Não basta ter a autonomia definida por decreto para que as
escolas se constituam em espaços vivos de exercício
responsável da autonomia legítima a que têm
direito. Dois anos antes do decreto que institui o novo modelo de
direcção, administração e gestão,
um outro decreto, o 43/89, enquadrou (só para os 2º
e 3º ciclos do ensino básico e ensino secundário)
os níveis de autonomia atribuídos às escolas,
nos planos pedagógico, cultural, administrativo e financeiro.
. Daí para cá, tudo o que foi sendo produzido no plano
legislativo, aos vários níveis do sistema educativo
( e de que o hiperregulamentador decreto-lei nº 172/91 não
só não é excepção como antes
é um bom exemplo) atrofiou todas as tentativas de adopção
de práticas autonómicas ao nível da escola,
com ressalva de, aqui e ali, aparecerem alguns focos de heróica
resistência.
. Responder a este desafio - descentralizar, devolver poderes e
consagrar espaços claros de autonomia, é o caminho
seguro a percorrer no respeito dos princípios constitucionalmente
consagrados e desenvolvidos pela Lei de Bases do Sistema Educativo.
1.3. EXERCÍCIO DA DIRECÇÃO E DA GESTÃO.
AFECTAÇÃO DE
COMPETÊNCIAS NUMA PERSPECTIVA DE EFICÁCIA
PEDAGÓGICA
. No entender da FENPROF estas questões não podem
ser objecto de análise desenquadrada das soluções
organizativas concretas apresentadas para o orgão de gestão
dos estabelecimentos de ensino. Poder-se-ia correr o risco de se
caír no facilitismo de se considerar garantido, também
por esta via, o primado do pedagógico pelo simples facto
de o director executivo ser necessariamente um professor e não
qualquer pessoa especializada em gestão, como alguns defendiam,
ou ainda defendem.
. Por outro lado, eficácia e eficiência, termos caros
aos legisladores do novo modelo (ver preâmbulo do decreto-lei
nº 172/91), podem representar conceitos diametralmente opostos,
segundo os objectivos últimos que se pretenda atingir.

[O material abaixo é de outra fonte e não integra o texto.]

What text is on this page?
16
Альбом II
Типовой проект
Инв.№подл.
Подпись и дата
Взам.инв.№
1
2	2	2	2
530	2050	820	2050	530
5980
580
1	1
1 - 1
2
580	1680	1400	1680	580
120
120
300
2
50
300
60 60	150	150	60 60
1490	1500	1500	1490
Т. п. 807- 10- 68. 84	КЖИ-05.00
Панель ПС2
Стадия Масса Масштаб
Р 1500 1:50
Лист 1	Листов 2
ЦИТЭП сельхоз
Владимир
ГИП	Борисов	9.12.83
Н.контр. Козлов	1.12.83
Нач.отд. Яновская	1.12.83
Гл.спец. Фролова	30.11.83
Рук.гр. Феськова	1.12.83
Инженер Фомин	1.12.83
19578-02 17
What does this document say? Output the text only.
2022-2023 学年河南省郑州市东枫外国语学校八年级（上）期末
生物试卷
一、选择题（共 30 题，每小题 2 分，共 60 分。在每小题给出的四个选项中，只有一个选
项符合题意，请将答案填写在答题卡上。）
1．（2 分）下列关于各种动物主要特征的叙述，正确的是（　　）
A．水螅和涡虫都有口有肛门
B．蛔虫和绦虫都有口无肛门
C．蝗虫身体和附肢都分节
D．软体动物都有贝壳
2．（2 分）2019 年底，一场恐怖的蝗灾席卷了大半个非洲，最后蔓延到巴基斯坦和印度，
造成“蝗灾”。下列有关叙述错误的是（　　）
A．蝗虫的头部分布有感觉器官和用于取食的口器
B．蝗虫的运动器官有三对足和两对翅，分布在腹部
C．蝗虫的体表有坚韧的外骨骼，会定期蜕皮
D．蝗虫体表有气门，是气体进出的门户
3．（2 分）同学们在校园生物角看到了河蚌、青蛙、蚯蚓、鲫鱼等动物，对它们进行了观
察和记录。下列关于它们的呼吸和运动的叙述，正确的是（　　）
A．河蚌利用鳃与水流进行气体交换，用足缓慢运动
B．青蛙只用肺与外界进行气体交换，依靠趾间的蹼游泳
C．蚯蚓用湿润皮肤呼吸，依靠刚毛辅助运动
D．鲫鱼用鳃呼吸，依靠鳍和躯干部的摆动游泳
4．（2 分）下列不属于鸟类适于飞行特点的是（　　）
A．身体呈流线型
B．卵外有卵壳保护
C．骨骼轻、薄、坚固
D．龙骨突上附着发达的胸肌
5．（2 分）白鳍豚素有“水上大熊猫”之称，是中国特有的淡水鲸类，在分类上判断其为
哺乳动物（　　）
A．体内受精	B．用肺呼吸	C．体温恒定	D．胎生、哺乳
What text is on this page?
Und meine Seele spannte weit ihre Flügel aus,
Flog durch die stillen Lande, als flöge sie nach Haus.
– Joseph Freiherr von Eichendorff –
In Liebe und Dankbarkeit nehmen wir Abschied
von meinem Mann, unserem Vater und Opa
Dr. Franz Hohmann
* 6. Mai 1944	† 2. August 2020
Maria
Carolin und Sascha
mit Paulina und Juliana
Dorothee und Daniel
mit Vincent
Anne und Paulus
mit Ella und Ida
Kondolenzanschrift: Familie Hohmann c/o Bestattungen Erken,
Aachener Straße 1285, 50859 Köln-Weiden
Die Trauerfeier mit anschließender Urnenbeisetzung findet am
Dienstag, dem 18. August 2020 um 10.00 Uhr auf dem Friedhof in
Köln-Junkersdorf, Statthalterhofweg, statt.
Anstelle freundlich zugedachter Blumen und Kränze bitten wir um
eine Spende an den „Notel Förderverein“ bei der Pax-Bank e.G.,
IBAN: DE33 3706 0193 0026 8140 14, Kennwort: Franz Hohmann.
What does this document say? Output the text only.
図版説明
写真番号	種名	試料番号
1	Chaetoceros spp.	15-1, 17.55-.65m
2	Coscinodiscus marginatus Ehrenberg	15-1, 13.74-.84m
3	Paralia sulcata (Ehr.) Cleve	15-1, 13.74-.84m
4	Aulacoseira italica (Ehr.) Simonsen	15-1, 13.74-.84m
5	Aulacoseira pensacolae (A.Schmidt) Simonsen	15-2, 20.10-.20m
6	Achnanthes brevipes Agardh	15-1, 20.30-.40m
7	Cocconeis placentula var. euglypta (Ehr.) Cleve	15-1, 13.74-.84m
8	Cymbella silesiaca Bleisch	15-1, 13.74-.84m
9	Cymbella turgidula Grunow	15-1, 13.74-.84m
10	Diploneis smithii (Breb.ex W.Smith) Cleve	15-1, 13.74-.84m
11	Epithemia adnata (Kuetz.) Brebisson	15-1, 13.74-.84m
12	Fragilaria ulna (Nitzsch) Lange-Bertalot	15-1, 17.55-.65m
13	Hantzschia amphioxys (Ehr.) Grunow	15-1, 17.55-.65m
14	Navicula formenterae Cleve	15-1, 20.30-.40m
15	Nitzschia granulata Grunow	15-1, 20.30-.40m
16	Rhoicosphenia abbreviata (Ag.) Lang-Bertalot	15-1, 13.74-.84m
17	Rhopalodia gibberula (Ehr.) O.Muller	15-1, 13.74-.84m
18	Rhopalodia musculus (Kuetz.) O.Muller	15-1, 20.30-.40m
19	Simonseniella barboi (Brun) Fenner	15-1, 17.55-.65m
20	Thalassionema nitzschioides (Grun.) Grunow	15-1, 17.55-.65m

. Se, relativamente à eficácia, os padrões
de medição forem os resultados da escola, o sucesso
educativo dos seus alunos construído a partir do bem-estar
de todos os que a vivem, o que se pode dizer é que não
há análises comparativas fidedignas que apontem para
um aumento ou redução dessa eficácia.
. Já quanto à eficiência, se analisada pelo
prisma do funcionamento da organização escolar, quer
os conflitos internos registados, quer as desarticulações,
aumento da burocracia e maiores dificuldades na circulação
da informação, apontam para uma menor eficiência
do sistema instalado.
. Segundo a opinião da FENPROF, a consagração
legal do cargo unipessoal para a gestão corresponde a uma
perspectiva de reforço da centralização da
administração educativa, inversamente a uma eficácia
dirigida à dinamização da vida interna da escola/área
escolar, potenciadora de participações múltiplas
e a vários níveis, garante de uma vida democrática
em tudo o que corresponde ao quotidiano escolar e à obtenção
do sucesso educativo das crianças e jovens para quem a escola
existe.
. Constituem argumentos a favor desta ideia: (1) o desequilibrio
na dupla responsabilização do director executivo perante
o Conselho de Escola e a Administração Central, claramente
favorável à segunda; (2) a perspectiva clara de profissionalização
da gestão, só temporariamente matizada dada a insuficiência
de docentes especializados nesta área; (3) as indecisões
políticas quanto à nomeação para o desempenho
do cargo de gestão, que resultaram na incongruente solução
de selecção por concurso vs eleição
pelo Conselho de Escola; (4) menos explícita, no que respeita
ao articulado jurídico, mas não menos importante,
a valorização implícita que o poder central
faz deste cargo, relativamente ao conjunto dos outros, de que são
exemplos a prioridade absoluta na definição de subsídios
para o seu desempenho, por oposição ao atraso (e insuficiência)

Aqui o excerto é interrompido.